Proklamasi kemerdekaan Indonesia di Jakarta menyebabkan banyak berdirinya organisasi militan di Subang antara lain Badan Keamanan Umum (BKR), API, Pesindo, Lasykar Kaimahi dan lain-lain, banyak anggota salah satu anggota perang kemudian menjadi anggota organisasi. TNI Ketika pasukan KNIL kembali menduduki Bandung, para pejuang Subang menghadapi dua front, yaitu front selatan (Lembang) dan front barat (Gunung Putri dan Bekasi). Pada tahun 1946, kedudukan Jakarta terletak di Subang. Tentunya pemilihan lokasi ini bergantung pada strategi pertempuran. Pemukim pertama Sewaka menjadi Gubernur Jawa Barat. Kemudian Kusnaeni mengubahnya. Pada Desember 1946, Kosasih Purwanegara diangkat, tanpa mencopot Kusnaeni. Selang beberapa waktu, Mukmin diangkat menjadi pengurus setempat. Pada masa perang tentara Belanda I, menurut garis komando utama, desa ini tidak jauh dari Subang. Bersama para pemburu, masyarakat berada di daerah Songgom, Suryan dan Çimenteng. Residen Kosasih Purwanagara meninggalkan Subang pada 26 Oktober 1947, dan para pejabat Mukmin yang meninggalkan Purwakarta pada 6 Februari 1948 tidak melapor ke medan perang. Hal ini berujung pada pertemuan pada tanggal 5 April 1948 di Cimanggu, Desa Cimenteng. Konferensi yang dipimpin oleh Karlan tersebut diputuskan sebagai berikut: 1. Dilantiknya perwakilan Diyanet untuk penduduk zona perang Purwakarta. 2. Negeri Karawang Timur adalah Kerajaan Karawang Timur dan penguasa pertamanya adalah Danta Gandawikarma. 3. Karawang Barat Wilayah Karawang Barat dan penguasa pertamanya, Syafey. Karawang Timur adalah Kabupaten Subang dan Kabupaten Purwakarta. Saat itu, kedua provinsi dan ibu kota Subang disebut Kabupaten Purwakarta. Pada tanggal 5 April 1948, penetapan Provinsi Karawang Timur dijadikan dasar lahirnya Kerajaan Subang yang kemudian ditetapkan dengan Undang-undang DPRD No. 01/SK/DPRD/1977. Gubernur Purwakarta Provinsi Subang. Atju dibuka pada tanggal 25 Januari 1967. Namun setelah ditetapkannya UUD. Disini anda 4 Tahun 1968 membagi Kabupaten Purwakarta menjadi dua yaitu Kabupaten Purwakarta dan Kabupaten Subang. R. Atju Syamsudin merupakan gubernur distrik pertama Kabupaten Subang pada masa Orde Baru.

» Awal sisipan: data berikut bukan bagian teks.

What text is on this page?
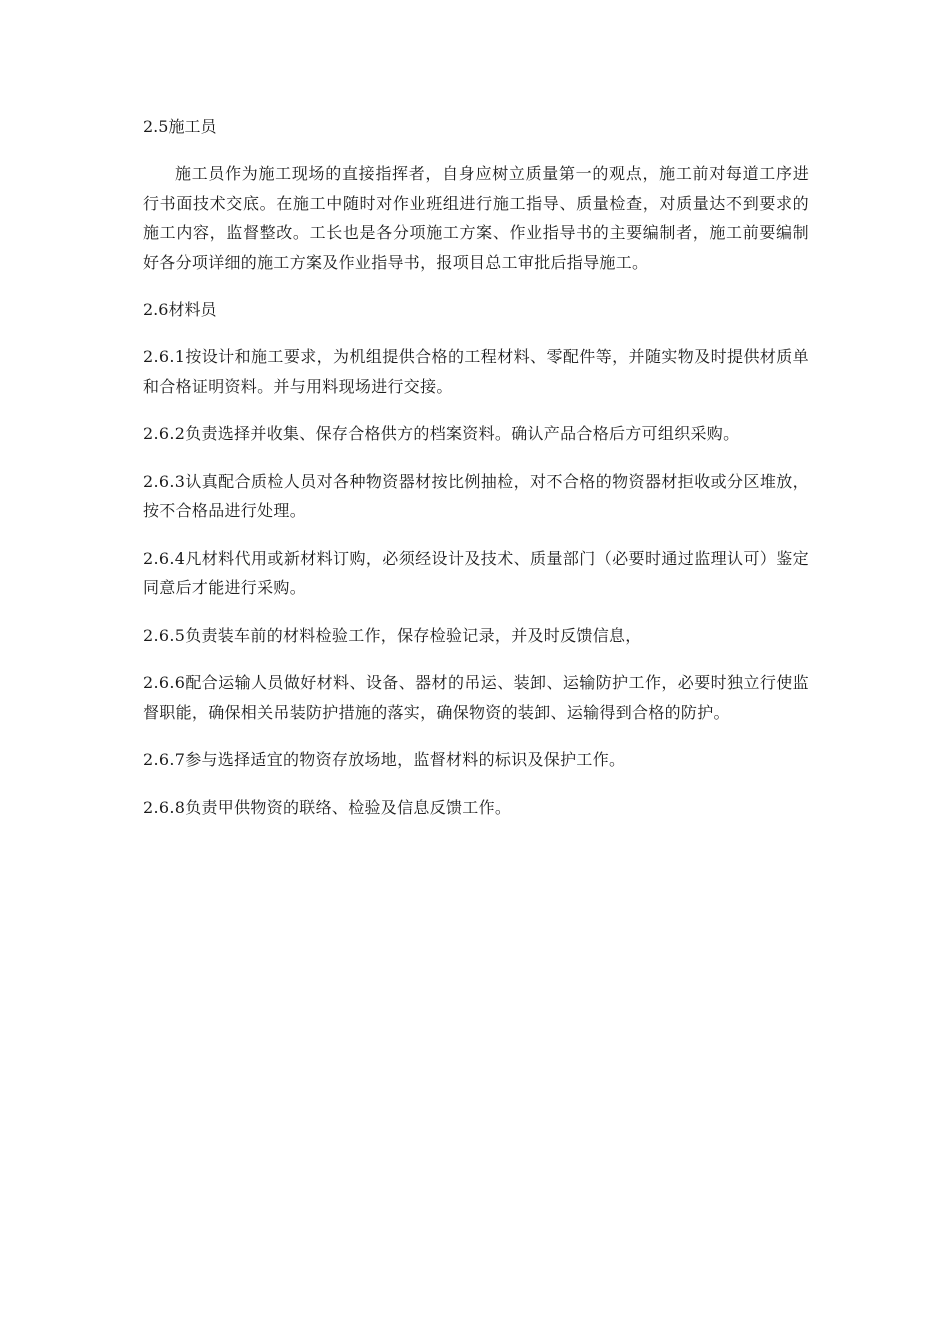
2.5施工员

施工员作为施工现场的直接指挥者，自身应树立质量第一的观点，施工前对每道工序进行书面技术交底。在施工中随时对作业班组进行施工指导、质量检查，对质量达不到要求的施工内容，监督整改。工长也是各分项施工方案、作业指导书的主要编制者，施工前要编制好各分项详细的施工方案及作业指导书，报项目总工审批后指导施工。

2.6材料员

2.6.1按设计和施工要求，为机组提供合格的工程材料、零配件等，并随实物及时提供材质单和合格证明资料。并与用料现场进行交接。

2.6.2负责选择并收集、保存合格供方的档案资料。确认产品合格后方可组织采购。

2.6.3认真配合质检人员对各种物资器材按比例抽检，对不合格的物资器材拒收或分区堆放，按不合格品进行处理。

2.6.4凡材料代用或新材料订购，必须经设计及技术、质量部门（必要时通过监理认可）鉴定同意后才能进行采购。

2.6.5负责装车前的材料检验工作，保存检验记录，并及时反馈信息，

2.6.6配合运输人员做好材料、设备、器材的吊运、装卸、运输防护工作，必要时独立行使监督职能，确保相关吊装防护措施的落实，确保物资的装卸、运输得到合格的防护。

2.6.7参与选择适宜的物资存放场地，监督材料的标识及保护工作。

2.6.8负责甲供物资的联络、检验及信息反馈工作。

Menurut UU No. 4 Tahun 1968, Kabupaten Purwakarta dimekarkan menjadi dua kabupaten, Kabupaten Purwakarta & Kabupaten Subang. Di bawah ini adalah daftar raja yang bertugas di Kabupaten Subang, Jawa Barat.

Peta Lokasi Kabupaten Subang : 107″ 31′ – 107″ 54′ BT dan 6″ 1′-6″ 49′

Museum Wisma Karya

Hotel murah di subang kota, kosan subang kota, subang kota, hotel subang kota, penginapan murah di subang kota, sejarah subang, hotel di subang kota, perumahan subang kota, hotel murah subang kota, penginapan di subang kota, sejarah kota subang jawa barat, reddoorz subang kota

No Comments

Leave a Reply

Your email address will not be published. Required fields are marked *

This site uses Akismet to reduce spam. Learn how your comment data is processed.